Annoncée d’abord en septembre 2016, elle sera, suite à la grève, repoussée au 27 février dernier. Une révolution est annoncée pour faire table rase du passé : ce sera « une chaîne d’infos de décryptage où les différentes opinions peuvent s’exprimer » disait alors Gérald Brice-Viret, directeur général du groupe.
On annonce l’arrivée de vieilles gloires du PAF (Paysage Audiovisuel Français) à l’instar de Jean-Pierre Elkabbach, dernièrement évincé d’Europe 1. Patrick Poivre d’Arvor, Rachid Arhab, Marc Menant : moyenne d’âge 70 ans.

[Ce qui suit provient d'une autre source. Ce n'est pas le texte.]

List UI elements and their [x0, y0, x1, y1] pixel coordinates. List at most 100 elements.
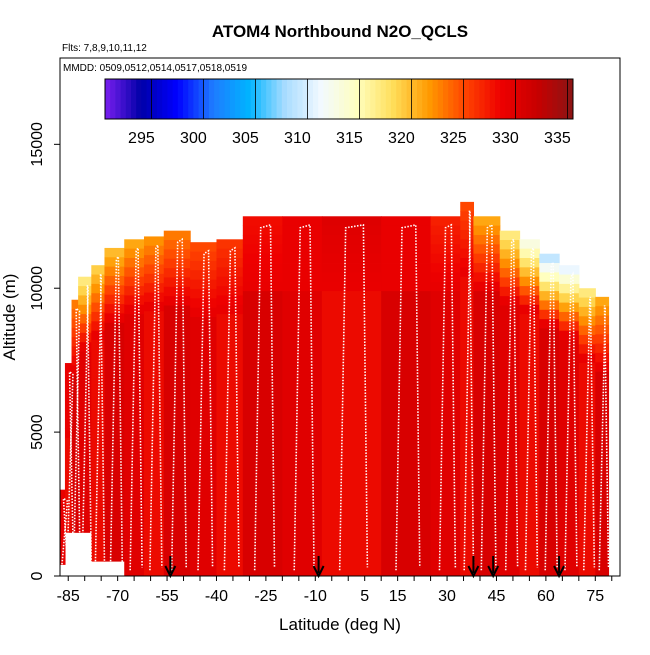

Autre les recrues d’un autre temps, CNEWS, se démarque d’I-Télé par ses nouveaux débats, où il est question de “pénoplastie”, de franc-maçonnerie ou encore d’immigration.
Le spectre de Jean-Marc Morandini est bien présent : C-RACOLLEUR.
Les journalistes de CNEWS continuent d’alimenter une chaîne qui tourne encore au ralenti. Un ralenti qui profite à l’une de ses concurrentes ; chaîne d’information du groupe Bouygues, LCI, a pu égaliser CNEWS en part d’audience.
La direction du groupe s’est donnée 3 ans pour trouver l’équilibre financier, en maintenant un cout de grille de 20 à 30 millions d’euros : le pari est lancé.